I would like to apply a direct solar irradiance of 32000 W/m2 to the outer glass tube and allow the solver to compute the intensity attenuation throughout the domain to find the heat transfer due to this concentrated solar insolation.

Currently i am experiencing a number of problems

- Trying to represent an evacuated region using a created vacuum material causes an error in the AMG solver

- using small values for the density and near infite values for the specific heating capacity to resemble a vacuum results in all of the heat being dissipated in the vacuum and the inner tube and fluid remain at 50 degrees celsius

-Although i have applied direct radiation of 32000 W/m2 in the radiation tab on boundary conditions, its higher than this in regions within the domain although radiation should be scattered and absorbed by the glass as it travels through the domain

Is this simulation possible using this software? Is there anything fundamental that i may be missing? Can anyone help me?

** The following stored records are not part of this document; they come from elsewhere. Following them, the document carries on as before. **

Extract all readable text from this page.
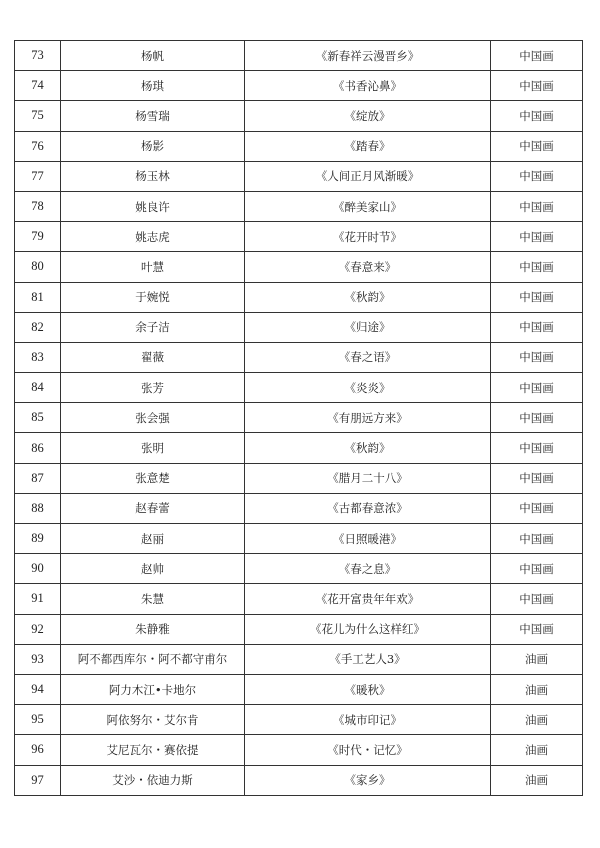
73	杨帆	《新春祥云漫晋乡》	中国画
74	杨琪	《书香沁鼻》	中国画
75	杨雪瑞	《绽放》	中国画
76	杨影	《踏春》	中国画
77	杨玉林	《人间正月风渐暖》	中国画
78	姚良许	《醉美家山》	中国画
79	姚志虎	《花开时节》	中国画
80	叶慧	《春意来》	中国画
81	于婉悦	《秋韵》	中国画
82	余子洁	《归途》	中国画
83	翟薇	《春之语》	中国画
84	张芳	《炎炎》	中国画
85	张会强	《有朋远方来》	中国画
86	张明	《秋韵》	中国画
87	张意楚	《腊月二十八》	中国画
88	赵春蕾	《古都春意浓》	中国画
89	赵丽	《日照暖港》	中国画
90	赵帅	《春之息》	中国画
91	朱慧	《花开富贵年年欢》	中国画
92	朱静雅	《花儿为什么这样红》	中国画
93	阿不都西库尔・阿不都守甫尔	《手工艺人3》	油画
94	阿力木江•卡地尔	《暖秋》	油画
95	阿依努尔・艾尔肯	《城市印记》	油画
96	艾尼瓦尔・赛依提	《时代・记忆》	油画
97	艾沙・依迪力斯	《家乡》	油画
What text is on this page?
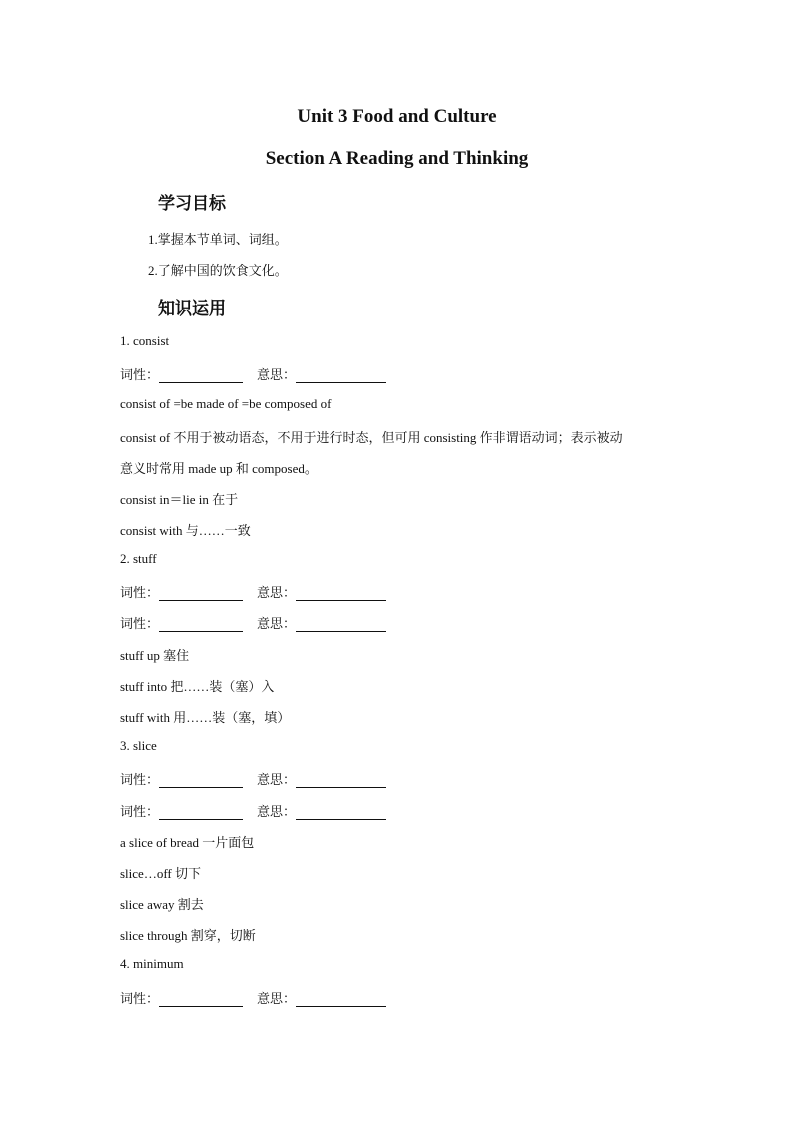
Unit 3 Food and Culture
Section A Reading and Thinking
学习目标
1.掌握本节单词、词组。
2.了解中国的饮食文化。
知识运用
1. consist
词性：	意思：
consist of =be made of =be composed of
consist of 不用于被动语态，不用于进行时态，但可用 consisting 作非谓语动词；表示被动
意义时常用 made up 和 composed。
consist in＝lie in 在于
consist with 与……一致
2. stuff
词性：	意思：
词性：	意思：
stuff up 塞住
stuff into 把……装（塞）入
stuff with 用……装（塞，填）
3. slice
词性：	意思：
词性：	意思：
a slice of bread 一片面包
slice…off 切下
slice away 割去
slice through 割穿，切断
4. minimum
词性：	意思：
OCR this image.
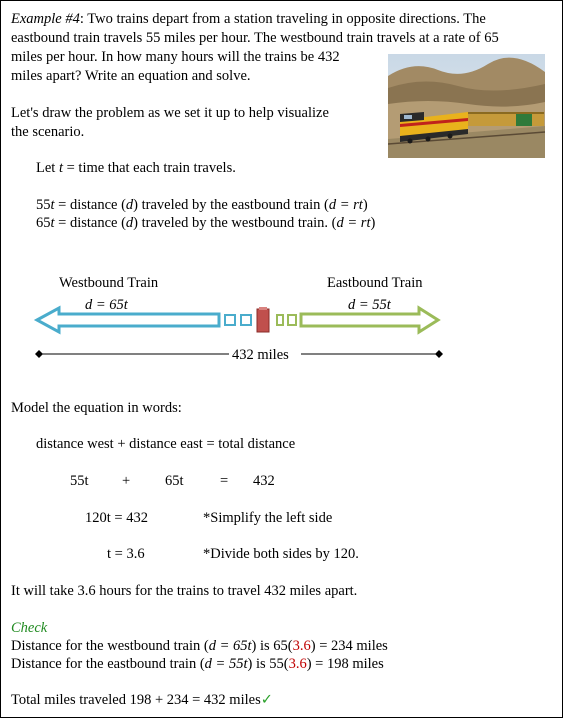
Example #4: Two trains depart from a station traveling in opposite directions. The
eastbound train travels 55 miles per hour. The westbound train travels at a rate of 65
miles per hour. In how many hours will the trains be 432
miles apart? Write an equation and solve.
Let's draw the problem as we set it up to help visualize
the scenario.
Let t = time that each train travels.
55t = distance (d) traveled by the eastbound train (d = rt)
65t = distance (d) traveled by the westbound train. (d = rt)
Westbound Train	Eastbound Train
d = 65t	d = 55t
432 miles
Model the equation in words:
distance west + distance east = total distance
55t + 65t	= 432
120t = 432	*Simplify the left side
t = 3.6	*Divide both sides by 120.
It will take 3.6 hours for the trains to travel 432 miles apart.
Check
Distance for the westbound train (d = 65t) is 65(3.6) = 234 miles
Distance for the eastbound train (d = 55t) is 55(3.6) = 198 miles
Total miles traveled 198 + 234 = 432 miles✓
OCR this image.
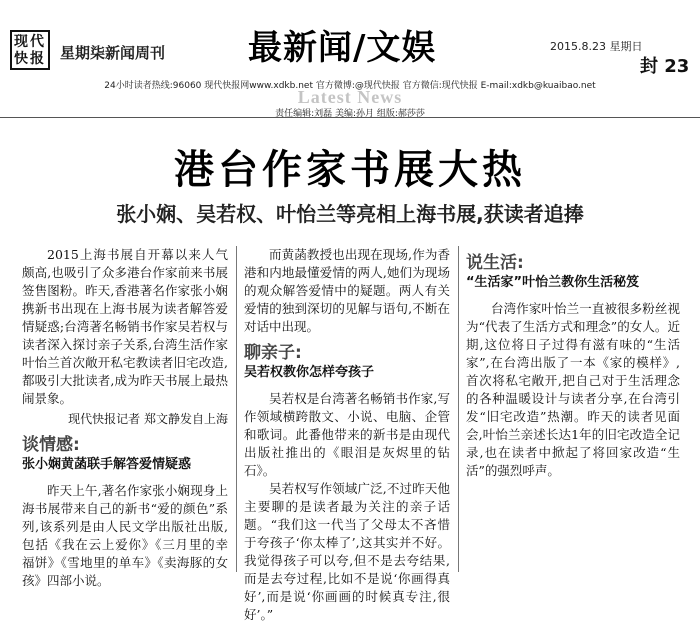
现代快报 星期柒新闻周刊 最新闻/文娱	2015.8.23 星期日
封 23
24小时读者热线:96060 现代快报网www.xdkb.net 官方微博:@现代快报 官方微信:现代快报 E-mail:xdkb@kuaibao.net
Latest News
责任编辑:刘磊 美编:孙月 组版:郝莎莎
港台作家书展大热
张小娴、吴若权、叶怡兰等亮相上海书展,获读者追捧

2015上海书展自开幕以来人气颇高,也吸引了众多港台作家前来书展签售图粉。昨天,香港著名作家张小娴携新书出现在上海书展为读者解答爱情疑惑;台湾著名畅销书作家吴若权与读者深入探讨亲子关系,台湾生活作家叶怡兰首次敞开私宅教读者旧宅改造,都吸引大批读者,成为昨天书展上最热闹景象。

现代快报记者 郑文静发自上海
谈情感:
张小娴黄菡联手解答爱情疑惑

昨天上午,著名作家张小娴现身上海书展带来自己的新书“爱的颜色”系列,该系列是由人民文学出版社出版,包括《我在云上爱你》《三月里的幸福饼》《雪地里的单车》《卖海豚的女孩》四部小说。

而黄菡教授也出现在现场,作为香港和内地最懂爱情的两人,她们为现场的观众解答爱情中的疑题。两人有关爱情的独到深切的见解与语句,不断在对话中出现。

聊亲子:
吴若权教你怎样夸孩子

吴若权是台湾著名畅销书作家,写作领域横跨散文、小说、电脑、企管和歌词。此番他带来的新书是由现代出版社推出的《眼泪是灰烬里的钻石》。

吴若权写作领域广泛,不过昨天他主要聊的是读者最为关注的亲子话题。“我们这一代当了父母太不吝惜于夸孩子‘你太棒了’,这其实并不好。我觉得孩子可以夸,但不是去夸结果,而是去夸过程,比如不是说‘你画得真好’,而是说‘你画画的时候真专注,很好’。”

说生活:
“生活家”叶怡兰教你生活秘笈

台湾作家叶怡兰一直被很多粉丝视为“代表了生活方式和理念”的女人。近期,这位将日子过得有滋有味的“生活家”,在台湾出版了一本《家的模样》,首次将私宅敞开,把自己对于生活理念的各种温暖设计与读者分享,在台湾引发“旧宅改造”热潮。昨天的读者见面会,叶怡兰亲述长达1年的旧宅改造全记录,也在读者中掀起了将回家改造“生活”的强烈呼声。
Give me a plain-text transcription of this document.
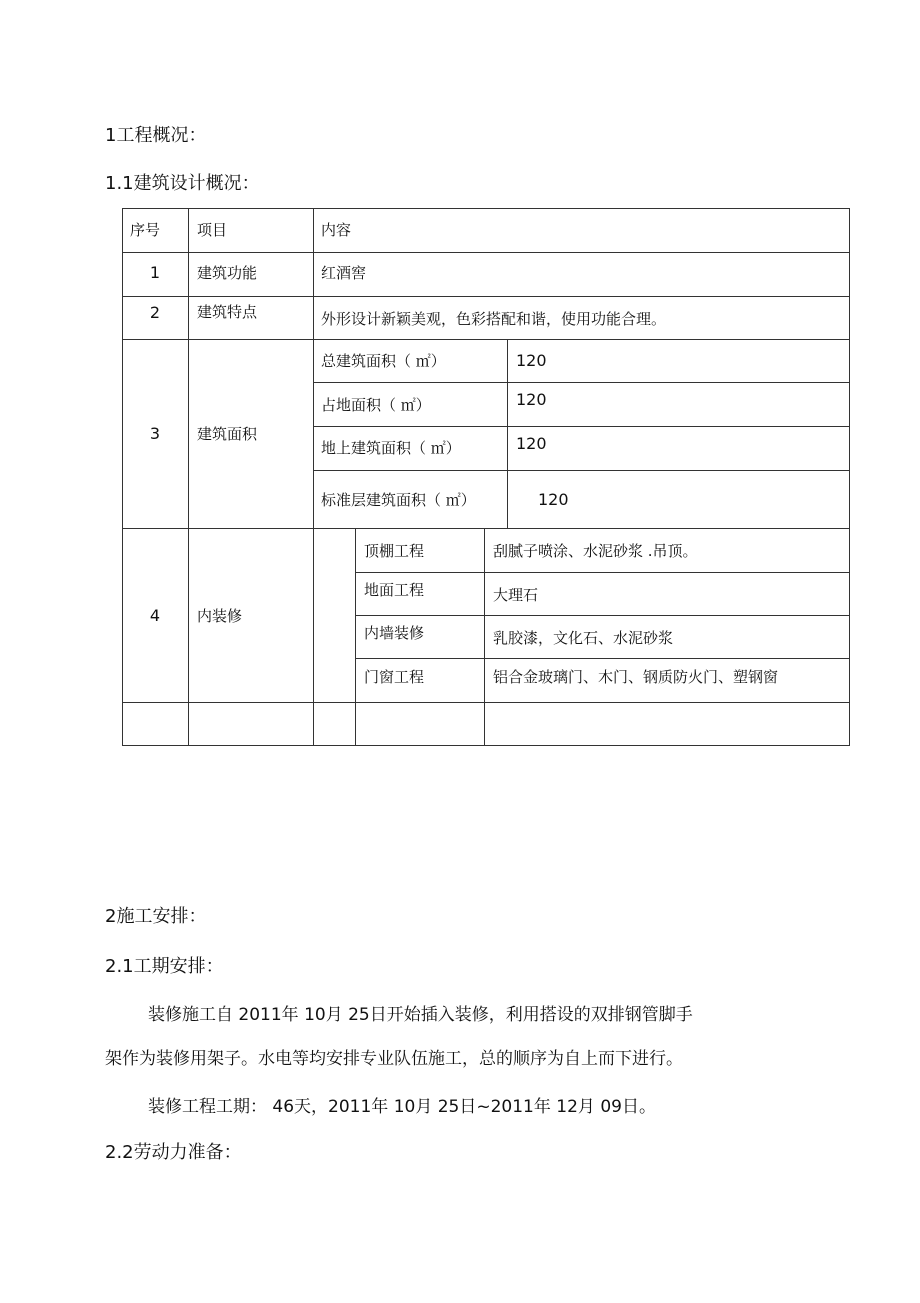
1工程概况：
1.1建筑设计概况：
序号 项目	内容
1	建筑功能	红酒窖
2	建筑特点	外形设计新颖美观，色彩搭配和谐，使用功能合理。
3	建筑面积
总建筑面积（ ㎡）	120
占地面积（ ㎡）	120
地上建筑面积（ ㎡）	120
标准层建筑面积（ ㎡）	120
4	内装修
顶棚工程	刮腻子喷涂、水泥砂浆 .吊顶。
地面工程	大理石
内墙装修	乳胶漆，文化石、水泥砂浆
门窗工程	铝合金玻璃门、木门、钢质防火门、塑钢窗
2施工安排：
2.1工期安排：
装修施工自 2011年 10月 25日开始插入装修，利用搭设的双排钢管脚手
架作为装修用架子。水电等均安排专业队伍施工，总的顺序为自上而下进行。
装修工程工期： 46天，2011年 10月 25日~2011年 12月 09日。
2.2劳动力准备：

If you require any further model description please let me know

Kind Regards
Ashley

dsking December 10, 2012 11:02

I have also tried to use radiation models in fluent to no avail. This problem sounds similar to simulating a greenhouse, maybe you could search for greenhouse simulations with radiation models and get some hints from those.

Also you could try to model the vacuum as a semi-transparent solid with a very large Cp and small k. Sounds like a fun problem though, good luck.